Yesterday during a personal tour of the Cootamundra-based abattoir, livestock manager David Alexander emphasised the company’s commitment to not only meet industry standards, but to be industry leaders.
“Animal welfare is the single biggest issue we’re facing at the moment, and we’re making improvements to ensure the process is calm and stress free as possible,” he said.
The sheep being ushered towards the ‘stick hole’ yesterday, where they’re stunned, hung up, slit at the throat and bled out, did seem to be blissfully unaware of their fate.
Workers are building a new shed which, when completed in mid April, will increase the undercover capacity to 7000 animals.
“We need to keep them as dry and clean as possible,” Mr Alexander explained.
Once the new pens are built sheep will have better access to water.

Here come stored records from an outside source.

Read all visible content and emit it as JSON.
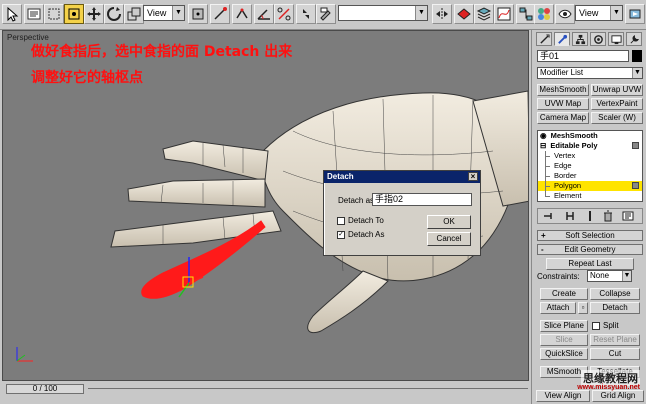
{
  "toolbar": {
    "view_dropdown_1": "View",
    "view_dropdown_2": "View",
    "selection_set": ""
  },
  "viewport": {
    "label": "Perspective",
    "annotation_line1": "做好食指后，选中食指的面 Detach 出来",
    "annotation_line2": "调整好它的轴枢点",
    "colors": {
      "background": "#7c7c7c",
      "mesh": "#e0d8c8",
      "selected": "#ff1a1a"
    }
  },
  "detach_dialog": {
    "title": "Detach",
    "detach_as_label": "Detach as:",
    "detach_as_value": "手指02",
    "detach_to_label": "Detach To",
    "detach_to_checked": false,
    "detach_as_clone_label": "Detach As",
    "detach_as_clone_checked": true,
    "ok_label": "OK",
    "cancel_label": "Cancel"
  },
  "timeline": {
    "frame_label": "0 / 100"
  },
  "command_panel": {
    "object_name": "手01",
    "modifier_list": "Modifier List",
    "modifier_buttons": [
      "MeshSmooth",
      "Unwrap UVW",
      "UVW Map",
      "VertexPaint",
      "Camera Map",
      "Scaler (W)"
    ],
    "stack": {
      "items": [
        {
          "label": "MeshSmooth",
          "bold": true,
          "selected": false
        },
        {
          "label": "Editable Poly",
          "bold": true,
          "selected": false
        },
        {
          "label": "Vertex",
          "bold": false,
          "selected": false
        },
        {
          "label": "Edge",
          "bold": false,
          "selected": false
        },
        {
          "label": "Border",
          "bold": false,
          "selected": false
        },
        {
          "label": "Polygon",
          "bold": false,
          "selected": true
        },
        {
          "label": "Element",
          "bold": false,
          "selected": false
        }
      ]
    },
    "soft_selection_label": "Soft Selection",
    "edit_geometry_label": "Edit Geometry",
    "repeat_last_label": "Repeat Last",
    "constraints_label": "Constraints:",
    "constraints_value": "None",
    "create_label": "Create",
    "collapse_label": "Collapse",
    "attach_label": "Attach",
    "detach_label": "Detach",
    "slice_plane_label": "Slice Plane",
    "split_label": "Split",
    "slice_label": "Slice",
    "reset_plane_label": "Reset Plane",
    "quickslice_label": "QuickSlice",
    "cut_label": "Cut",
    "msmooth_label": "MSmooth",
    "tessellate_label": "Tessellate",
    "view_align_label": "View Align",
    "grid_align_label": "Grid Align"
  },
  "watermark": {
    "text": "思缘教程网",
    "url": "www.missyuan.net"
  }
}
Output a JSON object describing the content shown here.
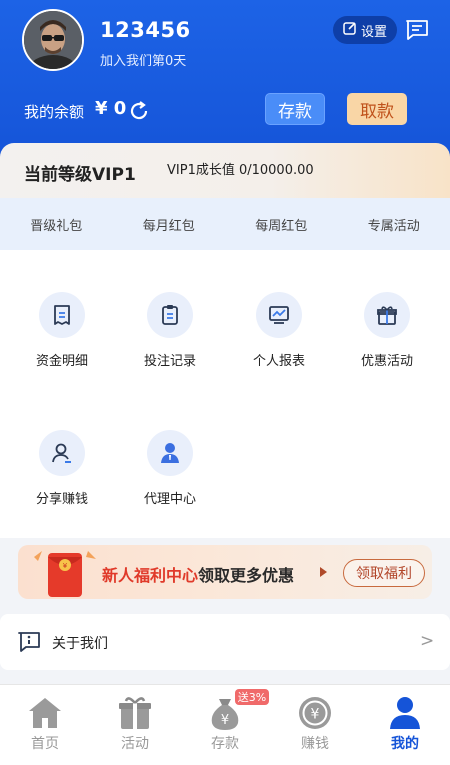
{
  "profile": {
    "username": "123456",
    "join_text": "加入我们第0天",
    "settings_label": "设置"
  },
  "balance": {
    "label": "我的余额",
    "value": "¥ 0",
    "deposit_label": "存款",
    "withdraw_label": "取款"
  },
  "vip": {
    "level_text": "当前等级VIP1",
    "growth_text": "VIP1成长值 0/10000.00"
  },
  "tabs": [
    {
      "label": "晋级礼包"
    },
    {
      "label": "每月红包"
    },
    {
      "label": "每周红包"
    },
    {
      "label": "专属活动"
    }
  ],
  "grid": [
    {
      "label": "资金明细",
      "icon": "receipt-icon"
    },
    {
      "label": "投注记录",
      "icon": "clipboard-icon"
    },
    {
      "label": "个人报表",
      "icon": "chart-icon"
    },
    {
      "label": "优惠活动",
      "icon": "gift-icon"
    },
    {
      "label": "分享赚钱",
      "icon": "user-share-icon"
    },
    {
      "label": "代理中心",
      "icon": "agent-icon"
    }
  ],
  "banner": {
    "highlight": "新人福利中心",
    "rest": "领取更多优惠",
    "button_label": "领取福利"
  },
  "about": {
    "label": "关于我们",
    "chevron": ">"
  },
  "nav": {
    "items": [
      {
        "label": "首页",
        "icon": "home-icon"
      },
      {
        "label": "活动",
        "icon": "gift-box-icon"
      },
      {
        "label": "存款",
        "icon": "money-bag-icon"
      },
      {
        "label": "赚钱",
        "icon": "coin-icon"
      },
      {
        "label": "我的",
        "icon": "person-icon"
      }
    ],
    "promo_badge": "送3%",
    "active_index": 4
  },
  "colors": {
    "primary": "#1554d8",
    "withdraw_bg": "#f9d6a6",
    "badge_red": "#f06a6a"
  }
}
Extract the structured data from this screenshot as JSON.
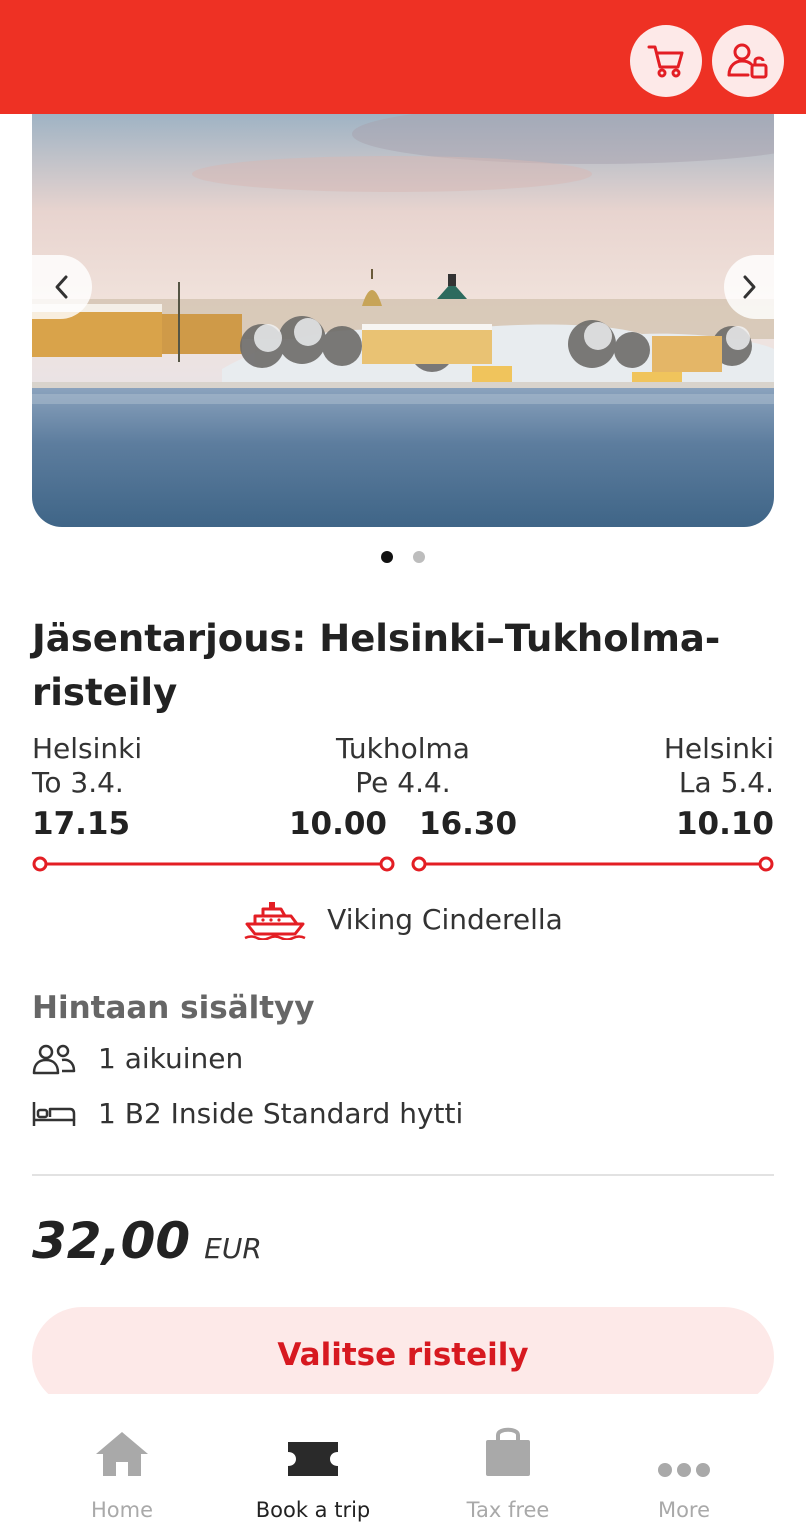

“We used to have one trough between two pens. We’re doubling the capacity of the troughs and putting one on each fence line,” Mr Alexander said.
Rather than using timber floors like the old wool sheds, the shed floors are made of steel mesh.
“Timber breaks away and causes injuries,” Mr Alexander said.
A vet visits Manildra each morning and assesses each animal for injuries and ailments.
“Any animal inspected and deemed unfit for slaughter is euthanased.”
Sheep are moved along a graded ramp before they are stunned. The ramp is about three to five storeys high, and after noticing that sheep were unsettled as they could see they were elevated, Mr Alexander recommended the construction of a corrugated iron floor beneath the steel mesh to conceal the height of the ramp from the sheep.
His concept was trialled beneath a small section of the ramp.
“It’s a good innovation, they’re much more calm there,” Mr Alexander said.
Eventually the whole ramp will be concealed.
Working dogs are used more sparingly than in the past, “it reduces the stress on the animals,” he said.
The company relies on manpower, with four men systematically herding the sheep through the gates and three men are at the helm of the operation at the stick hole, one on the stunner, and the remaining two hanging the limp carcasses.
It’s not a job for the faint-hearted, but someone has to do it, in a market where demand for sheep meat is more robust than ever before.
Manildra processes 3400 head of sheep and lambs each day and 100 head of cattle, and the company is upgrading the site so it can process 4000 sheep and lambs and 300 head of cattle each day.